Effect of elongation dynamics on RNAP noise for a bursty promoter. (A) We computed the Fano factor of the nascent RNA number distribution and (B) the coefficient of variation (CV) of the interpolymerase distance distribution as a function of the initiation rate for the three different models of elongation: ON-OFF promoter dynamics alone (dashed line), simple elongation (blue), pausing model (green) for k_P+ = 0.1 s⁻¹ and k_P− = 0.05 s⁻¹. Whereas for the simple elongation, the Fano factor goes down as the initiation rate is increased, for the pausing model, for lower initiation rates, an increment in the initiation rate enhances the Fano factor. However, for higher initiation rates, any increase in initiation rate decreases Fano factor. (C and D) A kymograph of RNA polymerase (RNAP) in a bursty promoter is shown. (C) Bunch formation does not occur for simple elongation. (D) In the pausing model, bunch formation varies as initiation rate is tuned. For a low initiation rate (k_INI = 0.02 s⁻¹, left panel), bunch formation is rare. For an intermediate rate (k_INI = 0.2 s⁻¹, middle panel), bunch formation becomes frequent, and for a high initiation rate (k_INI = 1 s⁻¹, right panel), bunches become very frequent.

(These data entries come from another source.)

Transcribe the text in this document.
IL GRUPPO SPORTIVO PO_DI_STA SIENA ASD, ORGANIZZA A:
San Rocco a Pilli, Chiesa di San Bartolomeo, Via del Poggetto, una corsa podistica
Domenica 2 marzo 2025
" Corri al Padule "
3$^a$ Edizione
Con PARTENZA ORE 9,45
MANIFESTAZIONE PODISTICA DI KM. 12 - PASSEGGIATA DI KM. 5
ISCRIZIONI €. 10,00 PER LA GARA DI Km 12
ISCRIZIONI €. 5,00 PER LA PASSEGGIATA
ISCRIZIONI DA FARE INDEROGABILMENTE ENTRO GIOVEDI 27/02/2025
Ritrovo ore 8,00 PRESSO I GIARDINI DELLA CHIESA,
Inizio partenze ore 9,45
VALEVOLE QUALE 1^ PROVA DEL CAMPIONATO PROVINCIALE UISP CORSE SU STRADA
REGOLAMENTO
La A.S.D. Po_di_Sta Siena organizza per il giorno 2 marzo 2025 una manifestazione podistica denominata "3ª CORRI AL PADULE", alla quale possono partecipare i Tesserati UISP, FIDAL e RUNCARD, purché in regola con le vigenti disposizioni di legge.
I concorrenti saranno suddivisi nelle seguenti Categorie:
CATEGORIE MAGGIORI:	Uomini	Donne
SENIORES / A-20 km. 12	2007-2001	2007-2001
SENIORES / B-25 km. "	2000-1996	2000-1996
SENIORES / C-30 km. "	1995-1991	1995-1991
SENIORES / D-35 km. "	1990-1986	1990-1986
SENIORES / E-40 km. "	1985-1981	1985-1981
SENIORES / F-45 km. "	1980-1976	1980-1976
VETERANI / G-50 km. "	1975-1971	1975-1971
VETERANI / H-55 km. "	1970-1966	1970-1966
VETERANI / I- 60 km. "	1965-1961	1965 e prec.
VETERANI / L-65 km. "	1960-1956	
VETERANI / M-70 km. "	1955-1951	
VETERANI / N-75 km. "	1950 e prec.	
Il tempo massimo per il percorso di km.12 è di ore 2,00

To see this figure in color, go online.

Figure 4

Noise in the RNAP number distributions for ribosomal genes in budding yeast. The Fano factor of RNAP number distribution is plotted as a function of mean from the published experimental data (55, 56, 57). For each data set, shown in red squares with error bars, we fit the control stain (WT, solid squares) with the ON-OFF model to extract the parameters (k_INI, k_ON, and k_OFF; see Table 2) and then vary each of them separately keeping the other parameters fixed. Simulation results from varying the initiation rate only (dashed light gray line), promoter activation rate only (dashed dark gray line), and promoter inactivation rate only (solid blue line) are shown for each. Error bars for mean in (A) and (B) represent standard error of the mean. There are no error bars for the Fano factor because of unavailability of raw data sets. Error bars in (C) represent standard error of the mean and standard deviation (SD) of the Fano factor. The errors in the Fano factor are determined by bootstrapping each experimental RNAP number distribution 1000 times and calculating the SD in the Fano factor for those independent bootstrapped data sets. To see this figure in color, go online.